Ahmed Mohamed, born in 1978, had left his homeland because of the discrimination against Uighurs in 1994, and had lived in Kyrgyzstan, and, for nearly two years, in Egypt, before returning to Kyrgyzstan in 1997, where a neighbor eventually told him about the settlement in the Afghan mountains. At Guantánamo, he explained, as did many of his compatriots, that he had only one enemy -- the Chinese government. “The Chinese people have tortured and pressured the Uighur people really bad,” he said. “The Uighur people are trying to go all over the world now. One sixth of the world’s population is in China. They are a threat to the whole world. If I have such a large enemy, why would I go and fight with another enemy?”
The U.S. authorities alleged that he was a weapons instructor, but in his tribunal he called one of his compatriots as a witness, who explained, “I saw that he was sick during that time. He has a stomach problem and he was helping with the kitchen work and helping the cook. He was also studying the language.” Although his tribunal cleared him for release in 2004, concluding that he was not an “enemy combatant,” he was one of an unknown number of prisoners subjected to “do-over” tribunals.
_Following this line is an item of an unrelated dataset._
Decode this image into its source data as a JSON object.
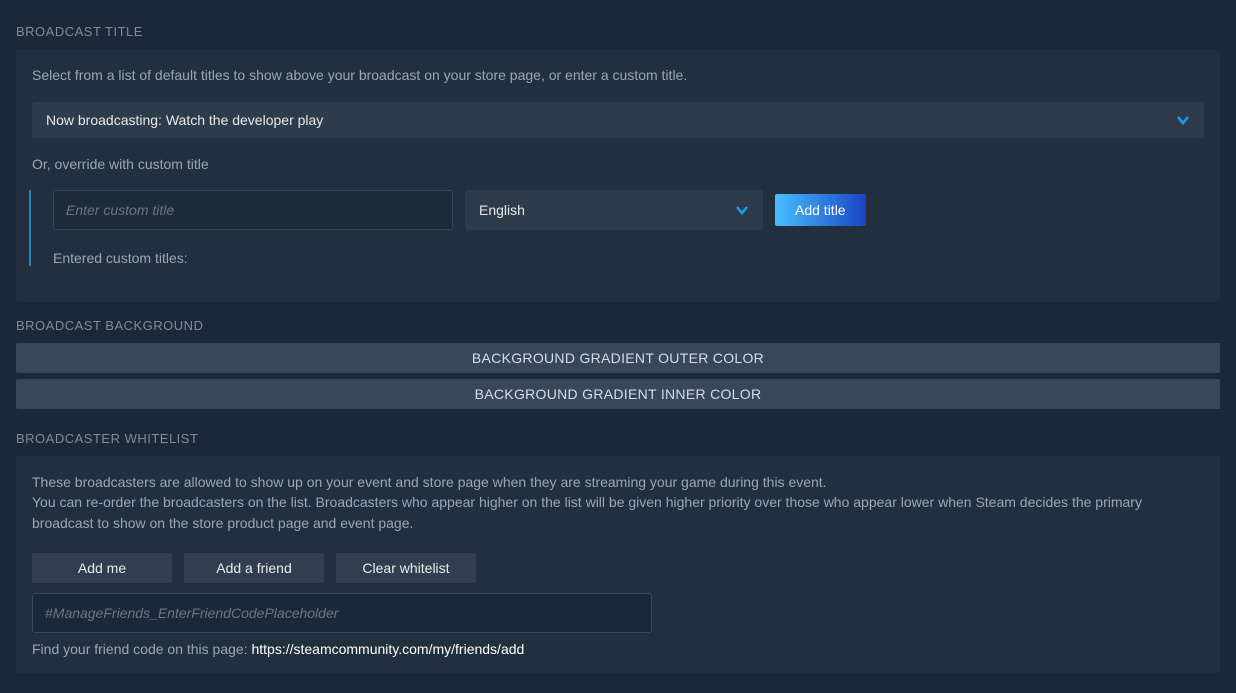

These were convened in secret in Washington D.C. with different military officers -- often on more than one occasion -- until they delivered the desired verdict, and in Mohammed’s case he was not finally vindicated until 2008.
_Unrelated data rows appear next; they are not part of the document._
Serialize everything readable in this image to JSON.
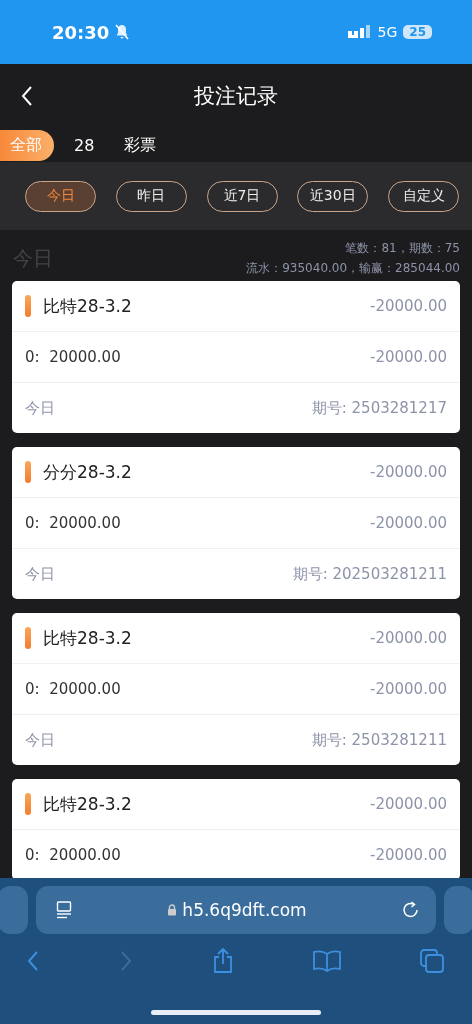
{
  "status_bar": {
    "time": "20:30",
    "network": "5G",
    "battery": "25"
  },
  "header": {
    "title": "投注记录"
  },
  "categories": [
    {
      "label": "全部",
      "selected": true
    },
    {
      "label": "28",
      "selected": false
    },
    {
      "label": "彩票",
      "selected": false
    }
  ],
  "date_filters": [
    {
      "label": "今日",
      "selected": true
    },
    {
      "label": "昨日",
      "selected": false
    },
    {
      "label": "近7日",
      "selected": false
    },
    {
      "label": "近30日",
      "selected": false
    },
    {
      "label": "自定义",
      "selected": false
    }
  ],
  "summary": {
    "period": "今日",
    "counts": "笔数：81，期数：75",
    "totals": "流水：935040.00，输赢：285044.00"
  },
  "records": [
    {
      "game": "比特28-3.2",
      "result": "-20000.00",
      "bet": "0:  20000.00",
      "bet_result": "-20000.00",
      "date": "今日",
      "issue": "期号: 2503281217"
    },
    {
      "game": "分分28-3.2",
      "result": "-20000.00",
      "bet": "0:  20000.00",
      "bet_result": "-20000.00",
      "date": "今日",
      "issue": "期号: 202503281211"
    },
    {
      "game": "比特28-3.2",
      "result": "-20000.00",
      "bet": "0:  20000.00",
      "bet_result": "-20000.00",
      "date": "今日",
      "issue": "期号: 2503281211"
    },
    {
      "game": "比特28-3.2",
      "result": "-20000.00",
      "bet": "0:  20000.00",
      "bet_result": "-20000.00"
    }
  ],
  "browser": {
    "url": "h5.6q9dft.com",
    "back_disabled": false,
    "forward_disabled": true
  }
}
Nevertheless, although the release of these two men is to be welcomed unconditionally, the three Uighurs who are still held must not be forgotten, and nor must the other 84 men, of the 169 still held, who were also cleared for release by the Guantánamo Review Task Force.
Although the identities of the cleared men have not been officially released, it appears that they also include Shaker Aamer, the last British resident in the prison, who should be returned to his family in the U.K. without further delay, and other men in need of resettlement, like the Uighurs. One of these is Djamel Ameziane, profiled here last week, an Algerian whose case has been taken up by the the Inter-American Commission on Human Rights (IACHR).
Other candidates -- not cleared, or not necessarily cleared -- include Afghans like Shawali Khan and Abdul Ghani, whose pointless detention should have been highlighted in recent discussions about releasing a handful of Taliban leaders as part of the peace process in Afghanistan, and Fayiz al-Kandari and Fawzi al-Odah, the last two Kuwaitis, whose ongoing detention only confirms the distortions of justice still in force at Guantánamo, and whose return would be welcomed by the Kuwaiti government, a strong ally of the U.S. in the Gulf, but one whose Parliamentarians have been unafraid to speak out recently, and to call for the return from Guantánamo of their remaining citizens.
In addition, we know from the Task Force's report that 58 of these men are Yemenis, and at some point the moratorium on releasing any Yemenis -- announced by President Obama in January 2010, in the heat of the hysteria that greeted the news that the failed plane bomber Umar Farouk Abdulmutallab had been recruited in Yemen -- must be lifted, or Obama's legacy will be one in which, for long years, if not forever, decisions to release prisoners meant nothing, and everyone was actually subjected to arbitrary detention.